CISA offers local farmers no-interest loans

The Greenfield Recorder, March 26, 2020, By ANITA FRITZ, Staff Writer

SOUTH DEERFIELD — The nonprofit whose strategic plan for more than 25 years has been to increase the resilience of farms and encourage the purchase of locally grown foods hopes to raise $50,000 by the end of March so it can offer farms nointerest loans to help them get through the COVID-19 pandemic.

Community Involved in Sustaining Agriculture (CISA) Executive Director Philip Korman said CISA has already received two $5,000 donations from River Valley Coop in Northampton and the Massachusetts- based Beveridge Family Foundation. “We know once individuals and businesses see what we’re doing, they’ll want to help,” he said. “We’re hoping to raise the $50,000 by March 31. If that happens, we’ll open up the loans to local farmers and will plan to cut checks by May 1.” Korman said he understands that the coronavirus is affecting all types of businesses at this point, but farmers have already been hit hard.

“They struggle financially at this time of year, anyway, but now it’s even more so,” he said. “We want to offer loans to help continue farming.”

The loans would be no-interest and farmers wouldn’t have to start paying them back for six months, Korman said. They would then have monthly payments for up to 36 months.

He said CISA has done this before — it was set up in 2012 as a fund that would help farmers recover from weather disasters. It was used in 2012 after Hurricane Irene and again in 2013 after a blizzard hit the area. Then it was used twice in 2016 during the Valentine’s Day “peach massacre” and again that summer when there was a drought. The last time was in 2018, when there was little rain.

“So far, we’ve given 32 loans to 30 local farm businesses,” Korman said. “It has worked really well. This is just our small way of once again helping small farms.”

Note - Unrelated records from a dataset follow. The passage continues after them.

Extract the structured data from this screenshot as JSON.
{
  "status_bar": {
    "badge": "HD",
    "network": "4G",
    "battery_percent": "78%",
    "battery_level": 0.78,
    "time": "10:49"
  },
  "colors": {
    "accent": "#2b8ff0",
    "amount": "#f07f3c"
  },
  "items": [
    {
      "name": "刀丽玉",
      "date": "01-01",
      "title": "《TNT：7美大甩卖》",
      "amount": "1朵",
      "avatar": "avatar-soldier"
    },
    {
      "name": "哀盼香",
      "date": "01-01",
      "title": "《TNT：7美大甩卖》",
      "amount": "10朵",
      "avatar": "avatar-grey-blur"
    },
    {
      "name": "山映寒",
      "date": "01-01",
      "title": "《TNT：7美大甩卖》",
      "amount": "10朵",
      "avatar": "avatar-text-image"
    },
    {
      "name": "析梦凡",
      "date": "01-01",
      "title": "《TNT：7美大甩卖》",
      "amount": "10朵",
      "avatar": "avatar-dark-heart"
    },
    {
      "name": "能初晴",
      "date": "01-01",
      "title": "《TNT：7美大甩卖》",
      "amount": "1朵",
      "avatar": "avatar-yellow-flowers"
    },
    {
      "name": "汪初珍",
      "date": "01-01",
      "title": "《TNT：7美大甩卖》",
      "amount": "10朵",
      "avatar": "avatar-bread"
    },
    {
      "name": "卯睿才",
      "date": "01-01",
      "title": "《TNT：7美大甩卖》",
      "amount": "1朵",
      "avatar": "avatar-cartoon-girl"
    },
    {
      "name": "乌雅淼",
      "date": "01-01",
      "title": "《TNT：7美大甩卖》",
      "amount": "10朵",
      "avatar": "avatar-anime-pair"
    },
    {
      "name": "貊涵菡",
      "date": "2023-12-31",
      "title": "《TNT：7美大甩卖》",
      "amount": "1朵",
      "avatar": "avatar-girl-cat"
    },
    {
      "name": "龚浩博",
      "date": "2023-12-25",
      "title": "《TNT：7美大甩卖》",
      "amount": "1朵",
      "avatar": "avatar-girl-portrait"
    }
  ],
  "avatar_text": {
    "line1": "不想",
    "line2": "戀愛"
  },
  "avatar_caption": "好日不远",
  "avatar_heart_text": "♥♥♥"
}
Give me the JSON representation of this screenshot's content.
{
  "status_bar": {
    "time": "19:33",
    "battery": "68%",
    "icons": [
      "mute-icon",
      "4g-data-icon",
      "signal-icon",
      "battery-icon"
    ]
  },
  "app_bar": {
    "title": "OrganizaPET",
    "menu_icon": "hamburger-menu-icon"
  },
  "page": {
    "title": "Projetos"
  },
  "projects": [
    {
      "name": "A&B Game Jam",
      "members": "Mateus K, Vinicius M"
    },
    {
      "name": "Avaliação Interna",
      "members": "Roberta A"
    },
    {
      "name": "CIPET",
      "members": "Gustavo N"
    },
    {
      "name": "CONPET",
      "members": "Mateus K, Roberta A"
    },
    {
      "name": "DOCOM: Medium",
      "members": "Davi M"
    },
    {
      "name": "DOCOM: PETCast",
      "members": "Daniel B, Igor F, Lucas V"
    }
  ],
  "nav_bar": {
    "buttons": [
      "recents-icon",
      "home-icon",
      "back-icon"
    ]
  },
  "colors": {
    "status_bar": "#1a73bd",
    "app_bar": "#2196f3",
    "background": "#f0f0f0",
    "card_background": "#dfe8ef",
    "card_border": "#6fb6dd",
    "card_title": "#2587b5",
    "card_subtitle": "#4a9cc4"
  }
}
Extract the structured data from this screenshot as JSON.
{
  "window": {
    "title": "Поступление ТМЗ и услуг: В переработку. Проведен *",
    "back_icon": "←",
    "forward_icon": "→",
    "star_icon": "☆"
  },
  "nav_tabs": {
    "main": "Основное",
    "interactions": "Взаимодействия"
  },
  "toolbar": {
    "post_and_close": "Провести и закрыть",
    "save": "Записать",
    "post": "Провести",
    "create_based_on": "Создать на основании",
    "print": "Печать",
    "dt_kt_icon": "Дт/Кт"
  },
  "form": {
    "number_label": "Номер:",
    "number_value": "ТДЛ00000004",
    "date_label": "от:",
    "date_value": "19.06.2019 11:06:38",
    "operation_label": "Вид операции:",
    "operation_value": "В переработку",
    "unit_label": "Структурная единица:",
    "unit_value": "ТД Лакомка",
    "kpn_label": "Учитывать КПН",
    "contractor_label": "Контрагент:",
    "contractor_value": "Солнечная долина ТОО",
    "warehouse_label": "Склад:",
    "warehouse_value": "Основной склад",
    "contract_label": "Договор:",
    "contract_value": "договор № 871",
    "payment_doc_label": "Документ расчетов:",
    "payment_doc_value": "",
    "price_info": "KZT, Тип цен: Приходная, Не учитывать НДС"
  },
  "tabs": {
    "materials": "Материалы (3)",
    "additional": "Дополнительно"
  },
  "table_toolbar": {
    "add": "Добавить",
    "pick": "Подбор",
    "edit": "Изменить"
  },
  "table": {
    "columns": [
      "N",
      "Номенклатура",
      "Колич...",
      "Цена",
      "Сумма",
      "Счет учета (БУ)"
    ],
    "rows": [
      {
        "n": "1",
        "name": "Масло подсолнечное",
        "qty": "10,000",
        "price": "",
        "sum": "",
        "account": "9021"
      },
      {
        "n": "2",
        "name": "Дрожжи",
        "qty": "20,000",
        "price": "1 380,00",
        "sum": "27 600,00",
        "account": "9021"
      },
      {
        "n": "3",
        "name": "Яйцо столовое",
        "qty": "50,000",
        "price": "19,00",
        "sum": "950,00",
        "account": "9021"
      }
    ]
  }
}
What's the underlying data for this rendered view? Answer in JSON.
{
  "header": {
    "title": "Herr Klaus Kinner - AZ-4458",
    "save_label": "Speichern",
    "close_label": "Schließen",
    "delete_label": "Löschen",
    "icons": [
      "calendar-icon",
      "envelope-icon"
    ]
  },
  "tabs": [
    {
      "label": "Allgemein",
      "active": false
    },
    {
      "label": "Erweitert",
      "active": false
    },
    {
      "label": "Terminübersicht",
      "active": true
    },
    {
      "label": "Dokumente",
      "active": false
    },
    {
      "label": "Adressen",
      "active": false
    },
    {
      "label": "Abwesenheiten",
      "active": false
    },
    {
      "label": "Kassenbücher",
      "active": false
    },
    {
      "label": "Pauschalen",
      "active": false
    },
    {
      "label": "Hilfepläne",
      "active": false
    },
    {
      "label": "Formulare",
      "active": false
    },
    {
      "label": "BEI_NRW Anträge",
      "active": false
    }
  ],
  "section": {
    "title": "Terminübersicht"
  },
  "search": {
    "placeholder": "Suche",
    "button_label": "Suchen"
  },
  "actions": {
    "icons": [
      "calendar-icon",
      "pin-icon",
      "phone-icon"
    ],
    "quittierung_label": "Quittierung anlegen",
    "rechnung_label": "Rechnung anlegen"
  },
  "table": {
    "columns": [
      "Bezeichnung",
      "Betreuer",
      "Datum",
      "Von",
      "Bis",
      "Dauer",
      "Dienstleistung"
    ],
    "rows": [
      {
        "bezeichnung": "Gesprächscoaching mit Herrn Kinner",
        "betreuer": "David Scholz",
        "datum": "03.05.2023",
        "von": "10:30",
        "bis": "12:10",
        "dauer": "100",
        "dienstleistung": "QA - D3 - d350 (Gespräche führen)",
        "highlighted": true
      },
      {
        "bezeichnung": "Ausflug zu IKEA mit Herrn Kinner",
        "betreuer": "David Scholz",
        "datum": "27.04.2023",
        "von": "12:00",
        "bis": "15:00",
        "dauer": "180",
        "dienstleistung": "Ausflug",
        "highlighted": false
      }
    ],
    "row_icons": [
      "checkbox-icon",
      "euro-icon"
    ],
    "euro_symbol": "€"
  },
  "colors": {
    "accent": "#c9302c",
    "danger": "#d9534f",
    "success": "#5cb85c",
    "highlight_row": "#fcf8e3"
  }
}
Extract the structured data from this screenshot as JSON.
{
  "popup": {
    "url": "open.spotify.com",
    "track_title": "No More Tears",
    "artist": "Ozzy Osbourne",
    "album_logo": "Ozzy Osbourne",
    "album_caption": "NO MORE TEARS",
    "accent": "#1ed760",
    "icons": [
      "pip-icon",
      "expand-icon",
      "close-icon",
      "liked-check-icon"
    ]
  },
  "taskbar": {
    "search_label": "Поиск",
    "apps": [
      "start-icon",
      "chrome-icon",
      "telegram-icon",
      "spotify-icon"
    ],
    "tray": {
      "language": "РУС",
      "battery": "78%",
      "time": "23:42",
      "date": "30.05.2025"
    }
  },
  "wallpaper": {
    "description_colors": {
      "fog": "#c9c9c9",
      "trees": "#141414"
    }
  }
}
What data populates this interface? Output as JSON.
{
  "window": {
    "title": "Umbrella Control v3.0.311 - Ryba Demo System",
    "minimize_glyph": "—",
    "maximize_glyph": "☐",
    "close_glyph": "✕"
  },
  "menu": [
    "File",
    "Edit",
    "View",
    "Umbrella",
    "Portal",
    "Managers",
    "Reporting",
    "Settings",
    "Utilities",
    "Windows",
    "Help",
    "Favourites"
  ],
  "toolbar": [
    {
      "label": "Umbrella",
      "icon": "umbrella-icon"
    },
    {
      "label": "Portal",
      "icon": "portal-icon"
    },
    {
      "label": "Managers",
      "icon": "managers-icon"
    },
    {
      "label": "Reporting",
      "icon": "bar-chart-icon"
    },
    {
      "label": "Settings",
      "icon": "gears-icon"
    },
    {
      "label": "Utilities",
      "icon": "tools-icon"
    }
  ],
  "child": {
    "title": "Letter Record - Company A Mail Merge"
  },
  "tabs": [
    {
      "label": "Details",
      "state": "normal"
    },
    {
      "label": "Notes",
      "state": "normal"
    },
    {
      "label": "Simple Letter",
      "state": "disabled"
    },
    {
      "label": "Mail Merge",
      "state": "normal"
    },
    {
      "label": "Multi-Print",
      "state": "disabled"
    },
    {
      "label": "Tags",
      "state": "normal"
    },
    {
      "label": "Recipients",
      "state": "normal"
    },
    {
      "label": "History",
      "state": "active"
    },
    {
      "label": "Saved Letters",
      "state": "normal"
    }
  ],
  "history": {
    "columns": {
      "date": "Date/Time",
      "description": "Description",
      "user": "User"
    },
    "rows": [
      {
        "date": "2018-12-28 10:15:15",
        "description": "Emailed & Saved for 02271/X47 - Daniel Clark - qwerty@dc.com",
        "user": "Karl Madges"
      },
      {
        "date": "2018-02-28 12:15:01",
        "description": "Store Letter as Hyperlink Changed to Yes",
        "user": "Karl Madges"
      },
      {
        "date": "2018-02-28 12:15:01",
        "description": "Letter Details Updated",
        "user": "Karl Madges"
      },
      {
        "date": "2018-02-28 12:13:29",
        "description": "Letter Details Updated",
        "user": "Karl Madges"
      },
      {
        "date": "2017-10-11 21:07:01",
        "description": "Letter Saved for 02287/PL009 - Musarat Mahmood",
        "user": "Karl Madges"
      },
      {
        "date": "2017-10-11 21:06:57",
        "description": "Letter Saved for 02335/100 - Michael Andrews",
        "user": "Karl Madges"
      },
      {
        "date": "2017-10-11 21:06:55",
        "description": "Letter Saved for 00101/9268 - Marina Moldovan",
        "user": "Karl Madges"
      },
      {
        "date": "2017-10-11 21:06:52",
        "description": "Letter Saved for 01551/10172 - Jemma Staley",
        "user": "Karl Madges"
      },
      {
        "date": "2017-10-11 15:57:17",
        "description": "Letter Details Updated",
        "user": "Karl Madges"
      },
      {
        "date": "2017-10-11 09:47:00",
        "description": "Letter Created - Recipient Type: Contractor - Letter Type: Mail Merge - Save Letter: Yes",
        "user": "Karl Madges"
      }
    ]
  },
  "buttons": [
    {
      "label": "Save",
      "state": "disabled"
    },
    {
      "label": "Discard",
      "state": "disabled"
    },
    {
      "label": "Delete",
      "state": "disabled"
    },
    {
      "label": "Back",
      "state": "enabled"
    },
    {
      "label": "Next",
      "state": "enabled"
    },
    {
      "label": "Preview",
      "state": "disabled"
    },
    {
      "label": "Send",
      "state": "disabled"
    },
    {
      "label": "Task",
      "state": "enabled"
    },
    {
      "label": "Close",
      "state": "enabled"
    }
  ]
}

Korman said the fundraising began March 20. Once the money is in place and farmers start applying, those applications will be reviewed.

“Farms and farmers have been affected in so many ways,” he explained. “Some were selling to colleges that are closed now, while others were selling at farmers markets and plan to sell at open markets in the spring, but we’re not even sure what’s going to happen there, yet. They’re probably safer than enclosed markets, but we don’t know what the government will decide.”

Because local restaurants have closed, they’ve also lost business there. Korman said 15 percent of the food used in local restaurants comes from local farms.

“We can really see right now why all of this is so important,” he said. “Our local farms grow food for us.”

Korman said it is a challenge for farmers right now, because they are carrying mortgages, but don’t have income because of the COVID19 outbreak. He said he knows state and local governments are stepping up with smallbusiness loans and such, but he doesn’t want to see the “little farms” forgotten.

“Some are going to need immediate help,” he said. “They need to start ordering seeds and getting ready for the season. Right now, they aren’t selling directly to communities or selling wholesale to schools. That’s big.”

Korman said 26 years ago, CISA started the Buy Local campaign, the longest running in the nation. He said he’s sure the nonprofit will get to where it needs to by the end of March, because there are so many in the community who want to help and who value local farms.

“So many people have lived here generation to generation because of our farms,” he said. “There are also people who have moved here for that reason, and they’ll stay here for the same reason.

“Many small farms are balancing so many needs right now as a result of the COVID19 pandemic: providing food to our community, keeping their customers and staff safe, and figuring out how to keep their businesses afloat as markets close and sales shrink,” Korman continued. “If we want our farmers to survive and thrive, we need to be there for them when disasters strike.”